15. The Texas Supreme Court held that the Department requested conservatorship based on Section 153.131(a) of the Texas Family Code. The trial court specifically found that the appointment of the parents would significantly impair the child's physical health or emotional development as required by this section.

16. In re A.S., 261 S.W.3d 76, 92 (Tex. App.--Houston [14th Dist.] 2008, pet. ref'd). In a case where the Department used precisely the same language as found here for the grounds for conservatorship ("pursuant to Sections 153.005 and 263.404") and also alleged Section 153.131 grounds (appointment of parent would significantly impair child's physical health or emotional development), but the trial court failed to make such findings, the Houston Fourteenth Court found the conservatorship order was based solely on the termination order and with its demise, the conservatorship order necessarily was reversed. Here, the Department did not allege Section 153.131 as grounds for conservatorship, and the trial court found none.

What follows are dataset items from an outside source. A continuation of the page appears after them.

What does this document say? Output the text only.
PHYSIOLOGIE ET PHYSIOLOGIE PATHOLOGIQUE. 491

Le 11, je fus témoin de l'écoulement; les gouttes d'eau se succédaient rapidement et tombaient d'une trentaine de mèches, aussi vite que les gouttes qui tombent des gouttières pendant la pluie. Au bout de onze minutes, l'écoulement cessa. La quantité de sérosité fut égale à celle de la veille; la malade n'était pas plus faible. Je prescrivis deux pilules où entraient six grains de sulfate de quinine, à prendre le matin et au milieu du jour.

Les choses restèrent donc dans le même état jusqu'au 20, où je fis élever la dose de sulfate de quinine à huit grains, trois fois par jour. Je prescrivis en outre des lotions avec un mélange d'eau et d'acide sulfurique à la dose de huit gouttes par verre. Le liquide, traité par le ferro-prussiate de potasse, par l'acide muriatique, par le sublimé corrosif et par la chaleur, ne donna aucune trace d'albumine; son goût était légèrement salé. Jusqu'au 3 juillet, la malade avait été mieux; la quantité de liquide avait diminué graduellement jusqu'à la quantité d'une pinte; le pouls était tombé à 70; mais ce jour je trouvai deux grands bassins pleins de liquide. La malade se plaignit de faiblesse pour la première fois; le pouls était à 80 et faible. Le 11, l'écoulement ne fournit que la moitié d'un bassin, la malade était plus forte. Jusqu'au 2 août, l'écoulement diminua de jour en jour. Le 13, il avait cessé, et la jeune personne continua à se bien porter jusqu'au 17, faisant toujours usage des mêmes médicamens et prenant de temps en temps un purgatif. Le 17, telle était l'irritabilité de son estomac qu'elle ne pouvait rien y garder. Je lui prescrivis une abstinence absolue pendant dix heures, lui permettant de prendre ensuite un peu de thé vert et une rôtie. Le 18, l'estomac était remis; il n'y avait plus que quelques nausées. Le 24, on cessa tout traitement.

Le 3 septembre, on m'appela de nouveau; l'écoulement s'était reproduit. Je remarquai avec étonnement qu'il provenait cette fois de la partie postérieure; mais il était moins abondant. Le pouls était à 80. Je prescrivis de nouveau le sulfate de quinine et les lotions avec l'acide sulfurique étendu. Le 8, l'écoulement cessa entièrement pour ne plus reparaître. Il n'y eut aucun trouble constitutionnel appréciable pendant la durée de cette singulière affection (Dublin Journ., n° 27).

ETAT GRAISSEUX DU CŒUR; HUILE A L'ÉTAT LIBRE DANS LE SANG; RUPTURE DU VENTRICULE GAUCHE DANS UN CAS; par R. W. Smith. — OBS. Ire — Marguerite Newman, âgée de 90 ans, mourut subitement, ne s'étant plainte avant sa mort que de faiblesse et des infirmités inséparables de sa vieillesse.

17. The Department has requested that if the evidence is found to be legally insufficient, this Court modify the judgment to find termination on either Section 161.001(1)(D) or (E), relating to endangering conditions and endangering conduct, respectively. We may not grant such relief. See In re J.R.S., 232 S.W.3d 278, 285 (Tex. App.--Fort Worth 2007, no pet.); Vasquez v. Tex. Dep't of Protective & Regulatory Servs., 190 S.W.3d 189, 194 (Tex. App.--Houston [1st Dist.] 2005, pet. denied).